ADVANCE Annual Lecture | Enobong (Anna) Branch: Working in Black and White in the Knowledge Economy

Tuesday, March 28, 2023 - 4:00pm
Great Hall of the Old Chapel | UMass Amherst

ISSR is proud to co-sponsor the fifth ADVANCE Annual Distinguished Lecture, with presentation of ADVANCE Faculty Peer Mentor Awards followed by the keynote address by Dr. Enobong (Anna) Branch, Professor of Sociology and Sr. Vice President for Equity at Rutgers University. 

Agenda:

4:00 pm
Welcoming Reception and Opening Remarks

4:15 pm
Presentation of ADVANCE Faculty Peer Mentor Awards
To honor the critically important work faculty perform in mentoring and supporting their colleagues’ professional development and success.

4:30 pm
Keynote Address and Q&A
The knowledge economy holds both promise and peril, with every industrial shift in America, there have been winners and losers. Greater representation of underrepresented minorities and women in science, technology, engineering, and math fields is projected as the solution to persistent inequality, and education is heralded as the key to an economically stable future. Yet, increasingly Americans are disillusioned as the gap between their aspirations and reality grow. This talk reflects on the limits of individual effort in shifting longstanding, entrenched inequality.

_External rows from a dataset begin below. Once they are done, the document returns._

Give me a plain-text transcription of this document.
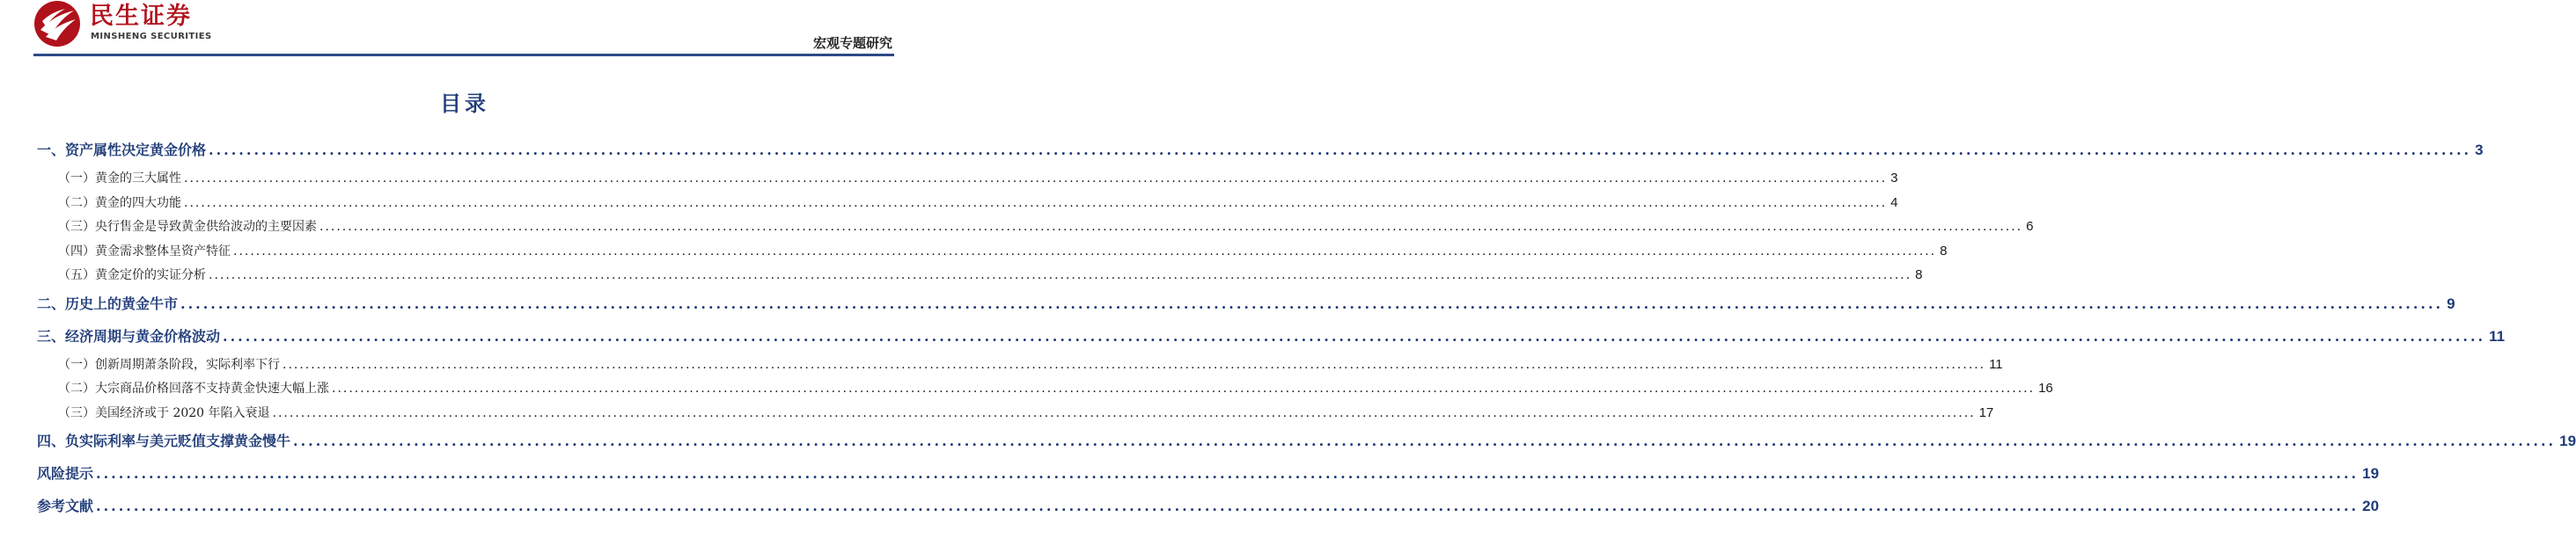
民生证券
MINSHENG SECURITIES	宏观专题研究
目录
一、资产属性决定黄金价格 ............................................................................................................................................................................................................................................................................................................ 3
（一）黄金的三大属性 ............................................................................................................................................................................................................................................................................................................ 3
（二）黄金的四大功能 ............................................................................................................................................................................................................................................................................................................ 4
（三）央行售金是导致黄金供给波动的主要因素 ............................................................................................................................................................................................................................................................................................................ 6
（四）黄金需求整体呈资产特征 ............................................................................................................................................................................................................................................................................................................ 8
（五）黄金定价的实证分析 ............................................................................................................................................................................................................................................................................................................ 8
二、历史上的黄金牛市 ............................................................................................................................................................................................................................................................................................................ 9
三、经济周期与黄金价格波动 ............................................................................................................................................................................................................................................................................................................ 11
（一）创新周期萧条阶段，实际利率下行 ............................................................................................................................................................................................................................................................................................................ 11
（二）大宗商品价格回落不支持黄金快速大幅上涨 ............................................................................................................................................................................................................................................................................................................ 16
（三）美国经济或于 2020 年陷入衰退 ............................................................................................................................................................................................................................................................................................................ 17
四、负实际利率与美元贬值支撑黄金慢牛 ............................................................................................................................................................................................................................................................................................................ 19
风险提示 ............................................................................................................................................................................................................................................................................................................ 19
参考文献 ............................................................................................................................................................................................................................................................................................................ 20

Based on Work in Black and White: Striving for the American Dream, recently coauthored by Branch, this talk is an invitation to grapple with meritocratic ideals and imagine what a just racial future would require.


Enobong (Anna) Branch, PhD is the Senior Vice President for Equity at Rutgers University and provides strategic leadership to ensure that the institutional commitment to equity is reflected in the research, educational, and public engagement efforts that occur throughout the university and the focus extends to faculty, staff, and students. She leads the University Equity and Inclusion office and the Division of Diversity, Inclusion, and Community Engagement on the New Brunswick campus, championing the role of diversity and inclusion in achieving excellence and strengthening the institutional commitment to its diverse community on and off campus. 

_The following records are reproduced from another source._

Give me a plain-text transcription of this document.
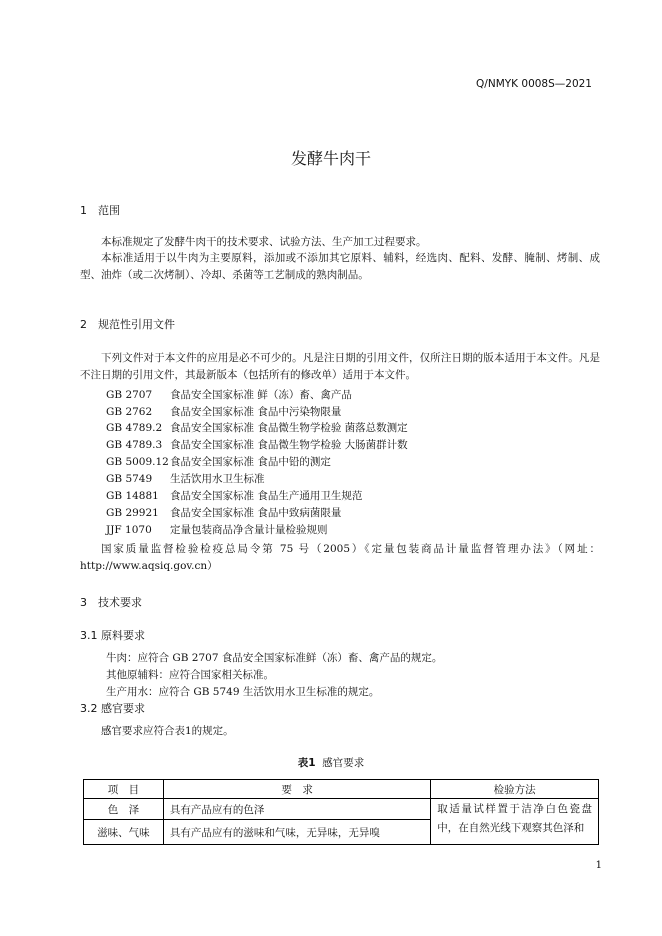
Q/NMYK 0008S—2021
发酵牛肉干
1　范围
本标准规定了发酵牛肉干的技术要求、试验方法、生产加工过程要求。
本标准适用于以牛肉为主要原料，添加或不添加其它原料、辅料，经选肉、配料、发酵、腌制、烤制、成型、油炸（或二次烤制）、冷却、杀菌等工艺制成的熟肉制品。
2　规范性引用文件
下列文件对于本文件的应用是必不可少的。凡是注日期的引用文件，仅所注日期的版本适用于本文件。凡是不注日期的引用文件，其最新版本（包括所有的修改单）适用于本文件。
GB 2707 食品安全国家标准 鲜（冻）畜、禽产品
GB 2762 食品安全国家标准 食品中污染物限量
GB 4789.2 食品安全国家标准 食品微生物学检验 菌落总数测定
GB 4789.3 食品安全国家标准 食品微生物学检验 大肠菌群计数
GB 5009.12食品安全国家标准 食品中铅的测定
GB 5749 生活饮用水卫生标准
GB 14881 食品安全国家标准 食品生产通用卫生规范
GB 29921 食品安全国家标准 食品中致病菌限量
JJF 1070 定量包装商品净含量计量检验规则
国家质量监督检验检疫总局令第 75 号（2005）《定量包装商品计量监督管理办法》（网址：http://www.aqsiq.gov.cn）
3　技术要求
3.1 原料要求
牛肉：应符合 GB 2707 食品安全国家标准鲜（冻）畜、禽产品的规定。
其他原辅料：应符合国家相关标准。
生产用水：应符合 GB 5749 生活饮用水卫生标准的规定。
3.2 感官要求
感官要求应符合表1的规定。
表1 感官要求
项　目	要　求	检验方法
色　泽	具有产品应有的色泽	取适量试样置于洁净白色瓷盘中，在自然光线下观察其色泽和
滋味、气味	具有产品应有的滋味和气味，无异味，无异嗅	
1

Prior to joining Rutgers University, Dr. Branch served as Associate Chancellor for Equity and Inclusion and Chief Diversity Officer at the University of Massachusetts, Amherst. Her significant accomplishments in that role included leading the integration of diversity throughout the campus strategic plan, executing the university’s campus climate survey, creating diversity infrastructure through climate advisors in executive areas and diversity officers in schools and colleges, and leading the National Science Foundation funded ADVANCE program pursuing innovative organizational change strategies to spur institutional transformation and support racial and gender equity in the faculty ranks. 

A professor of sociology, Dr. Branch's commitment to advancing equity extends to academic research on labor and work that explores the historical roots and contemporary underpinnings of racial and gender inequality. She is the coauthor of Work in Black and White: Striving for the American Dream (2022), coauthor of Black in America: The Paradox of the Color Line (2020), the editor of Pathways, Potholes, and the Persistence of Women in Science: Reconsidering the Pipeline (2016), and the author of Opportunity Denied: Limiting Black Women to Devalued Work (2011). A sought-after national expert on diversity in the academy, Branch serves on several advisory boards that aim to advance inclusive excellence within professional societies, the National Academies of Science, Engineering, and Medicine, the Association of American Universities and more. Dr. Branch received her Ph.D. in sociology from the University at Albany, SUNY and her B.S. in biology from Howard University.